Market to stagnate as tech grabs light

PUBLISHED : Wednesday, 17 May, 2000, 12:00am
UPDATED : Wednesday, 17 May, 2000, 12:00am

The investment market will continue to stagnate as more investors pour their money into technology-related projects in anticipation of better yields, according to property consultants.


Transactions in the luxury residential and grade A office sectors remained low despite a rise in activity earlier this year, agents said.


Michael McGuire, a director of A G Wilkinson & Associates, said corporations would dispose of luxury residential properties to beef up cash holdings for more attractive investments, including Internet or technology related projects.

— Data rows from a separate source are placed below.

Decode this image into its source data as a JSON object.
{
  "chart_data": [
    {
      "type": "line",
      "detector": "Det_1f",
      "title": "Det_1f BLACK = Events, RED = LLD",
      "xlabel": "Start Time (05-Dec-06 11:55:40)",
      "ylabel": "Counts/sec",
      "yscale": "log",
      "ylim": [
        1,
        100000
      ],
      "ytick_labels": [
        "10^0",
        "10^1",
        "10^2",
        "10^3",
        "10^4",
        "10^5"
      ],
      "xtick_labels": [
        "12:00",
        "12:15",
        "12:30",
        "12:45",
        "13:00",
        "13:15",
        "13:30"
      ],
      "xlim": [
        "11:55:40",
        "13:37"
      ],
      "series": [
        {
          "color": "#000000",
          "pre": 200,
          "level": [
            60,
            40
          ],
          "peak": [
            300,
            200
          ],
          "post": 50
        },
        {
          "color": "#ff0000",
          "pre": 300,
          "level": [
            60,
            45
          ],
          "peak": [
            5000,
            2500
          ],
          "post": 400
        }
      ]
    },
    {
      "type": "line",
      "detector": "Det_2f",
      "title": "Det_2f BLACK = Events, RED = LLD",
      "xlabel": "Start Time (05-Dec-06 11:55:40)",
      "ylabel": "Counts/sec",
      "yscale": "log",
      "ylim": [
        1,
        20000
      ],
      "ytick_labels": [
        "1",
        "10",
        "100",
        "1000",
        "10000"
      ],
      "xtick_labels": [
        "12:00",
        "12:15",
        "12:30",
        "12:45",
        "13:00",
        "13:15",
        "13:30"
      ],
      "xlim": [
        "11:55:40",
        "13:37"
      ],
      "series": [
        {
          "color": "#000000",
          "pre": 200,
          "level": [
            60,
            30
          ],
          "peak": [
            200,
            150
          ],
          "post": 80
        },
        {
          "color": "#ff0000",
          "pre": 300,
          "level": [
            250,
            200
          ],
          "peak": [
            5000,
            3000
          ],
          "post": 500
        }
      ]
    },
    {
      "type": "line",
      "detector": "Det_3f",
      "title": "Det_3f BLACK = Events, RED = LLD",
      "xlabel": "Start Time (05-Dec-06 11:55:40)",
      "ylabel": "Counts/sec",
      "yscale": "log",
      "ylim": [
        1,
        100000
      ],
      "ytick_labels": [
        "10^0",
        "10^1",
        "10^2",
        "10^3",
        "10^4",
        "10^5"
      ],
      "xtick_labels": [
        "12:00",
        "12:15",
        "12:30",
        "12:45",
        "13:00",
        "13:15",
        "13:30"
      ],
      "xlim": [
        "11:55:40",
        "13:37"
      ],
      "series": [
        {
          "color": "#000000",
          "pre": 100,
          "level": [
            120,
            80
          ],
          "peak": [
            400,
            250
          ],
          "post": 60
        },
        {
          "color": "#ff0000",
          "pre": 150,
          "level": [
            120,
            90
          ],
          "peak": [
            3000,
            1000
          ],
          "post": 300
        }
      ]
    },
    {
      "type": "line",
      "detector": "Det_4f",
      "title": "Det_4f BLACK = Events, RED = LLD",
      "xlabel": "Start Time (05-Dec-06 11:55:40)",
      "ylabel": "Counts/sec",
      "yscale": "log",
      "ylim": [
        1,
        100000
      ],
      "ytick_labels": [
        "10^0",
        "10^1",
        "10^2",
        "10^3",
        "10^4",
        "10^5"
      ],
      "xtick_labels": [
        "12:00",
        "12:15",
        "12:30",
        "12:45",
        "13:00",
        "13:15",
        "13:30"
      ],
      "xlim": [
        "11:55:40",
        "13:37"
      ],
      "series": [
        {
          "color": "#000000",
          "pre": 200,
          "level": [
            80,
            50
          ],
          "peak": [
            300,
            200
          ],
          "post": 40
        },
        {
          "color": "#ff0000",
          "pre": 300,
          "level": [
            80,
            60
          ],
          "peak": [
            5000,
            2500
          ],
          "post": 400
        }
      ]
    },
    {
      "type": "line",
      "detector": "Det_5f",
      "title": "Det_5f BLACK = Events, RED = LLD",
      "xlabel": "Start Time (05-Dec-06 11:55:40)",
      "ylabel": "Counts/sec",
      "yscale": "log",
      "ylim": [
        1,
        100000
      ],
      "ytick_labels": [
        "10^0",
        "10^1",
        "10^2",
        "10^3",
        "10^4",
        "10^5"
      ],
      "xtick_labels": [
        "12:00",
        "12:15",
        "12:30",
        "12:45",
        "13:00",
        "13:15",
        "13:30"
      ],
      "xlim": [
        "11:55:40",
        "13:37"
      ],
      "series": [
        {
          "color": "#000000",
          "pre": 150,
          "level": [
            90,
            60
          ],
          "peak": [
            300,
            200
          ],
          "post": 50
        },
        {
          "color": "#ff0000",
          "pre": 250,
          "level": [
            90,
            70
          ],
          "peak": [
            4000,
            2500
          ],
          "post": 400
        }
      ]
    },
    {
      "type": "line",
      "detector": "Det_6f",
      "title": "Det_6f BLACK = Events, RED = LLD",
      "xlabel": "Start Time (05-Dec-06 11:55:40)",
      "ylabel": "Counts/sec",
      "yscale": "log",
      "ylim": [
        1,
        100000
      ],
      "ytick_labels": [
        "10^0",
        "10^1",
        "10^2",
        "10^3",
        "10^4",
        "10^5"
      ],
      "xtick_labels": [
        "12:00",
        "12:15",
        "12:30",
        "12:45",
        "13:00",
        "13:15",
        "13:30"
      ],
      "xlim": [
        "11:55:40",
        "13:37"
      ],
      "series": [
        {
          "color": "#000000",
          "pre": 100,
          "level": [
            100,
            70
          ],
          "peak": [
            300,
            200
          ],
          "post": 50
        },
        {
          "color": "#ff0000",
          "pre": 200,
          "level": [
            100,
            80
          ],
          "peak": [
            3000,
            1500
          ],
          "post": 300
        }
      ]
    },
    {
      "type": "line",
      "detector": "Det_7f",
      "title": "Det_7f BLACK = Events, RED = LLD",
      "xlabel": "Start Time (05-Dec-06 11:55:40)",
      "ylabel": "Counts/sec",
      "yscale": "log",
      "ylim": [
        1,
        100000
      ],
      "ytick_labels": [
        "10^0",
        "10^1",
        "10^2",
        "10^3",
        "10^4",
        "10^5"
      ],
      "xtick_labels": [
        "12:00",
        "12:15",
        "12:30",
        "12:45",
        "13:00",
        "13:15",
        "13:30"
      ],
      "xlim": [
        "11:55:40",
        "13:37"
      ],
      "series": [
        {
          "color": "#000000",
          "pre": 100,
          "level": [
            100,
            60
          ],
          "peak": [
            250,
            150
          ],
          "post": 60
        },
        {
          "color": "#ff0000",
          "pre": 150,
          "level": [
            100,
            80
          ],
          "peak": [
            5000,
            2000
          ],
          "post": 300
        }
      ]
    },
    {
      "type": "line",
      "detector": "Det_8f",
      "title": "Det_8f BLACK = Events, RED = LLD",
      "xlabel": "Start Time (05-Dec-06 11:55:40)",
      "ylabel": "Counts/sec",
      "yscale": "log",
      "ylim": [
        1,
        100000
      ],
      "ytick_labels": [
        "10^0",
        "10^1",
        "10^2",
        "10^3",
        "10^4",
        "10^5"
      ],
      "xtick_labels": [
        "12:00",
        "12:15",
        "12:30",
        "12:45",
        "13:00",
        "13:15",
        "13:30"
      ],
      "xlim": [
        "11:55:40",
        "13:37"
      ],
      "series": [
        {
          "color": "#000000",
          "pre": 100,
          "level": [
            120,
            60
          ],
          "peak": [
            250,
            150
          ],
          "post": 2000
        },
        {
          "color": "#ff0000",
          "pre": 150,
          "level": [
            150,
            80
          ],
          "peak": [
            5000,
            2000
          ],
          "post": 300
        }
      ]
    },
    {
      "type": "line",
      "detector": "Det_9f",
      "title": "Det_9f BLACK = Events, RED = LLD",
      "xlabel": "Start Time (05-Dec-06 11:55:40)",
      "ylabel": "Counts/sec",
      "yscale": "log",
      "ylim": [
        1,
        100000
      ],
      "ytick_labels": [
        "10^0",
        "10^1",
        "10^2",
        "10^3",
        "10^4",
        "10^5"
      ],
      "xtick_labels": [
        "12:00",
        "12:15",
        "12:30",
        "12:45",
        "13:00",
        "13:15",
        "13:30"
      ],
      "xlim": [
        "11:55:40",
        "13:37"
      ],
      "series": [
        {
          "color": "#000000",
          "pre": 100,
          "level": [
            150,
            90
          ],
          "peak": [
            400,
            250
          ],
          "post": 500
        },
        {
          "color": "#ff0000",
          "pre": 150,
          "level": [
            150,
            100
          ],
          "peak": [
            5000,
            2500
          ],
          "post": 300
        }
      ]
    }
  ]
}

Investors had lost their appetite for luxury residential properties because of low yields.


The market for office space has also come down significantly because office prices had rebounded up to 15 per cent from 1998's low level, he said, adding that investors were unlikely to return to the market unless the rental yield improved. He said annual rental yield for luxury residential properties and offices were about 5 to 6 per cent.


However, activity in the retail sector in prime locations outperformed other sectors, with yields of up to 10 per cent per year, he said. Last month's poor land auction and concerns on interest rate rises would certainly dampen investors' interest in acquiring properties. But he expected to see office rental increase by 20 per cent this year, with Central the first to recover as a result of short supply. Although there was a positive outlook for office rentals, he said investors would remain cautious until a full recovery in office leasing.


Chesterton Petty associate director Watson Chan said the slowdown in investment was partly because of the poor land auction result and a possible rise in interest rates. He said the market would improve if mainland China gained entry to the World Trade Organisation. The market would become more active as Hong Kong would become a gateway for multinational firms to move into the mainland, which in turn would create demand for office space, he said.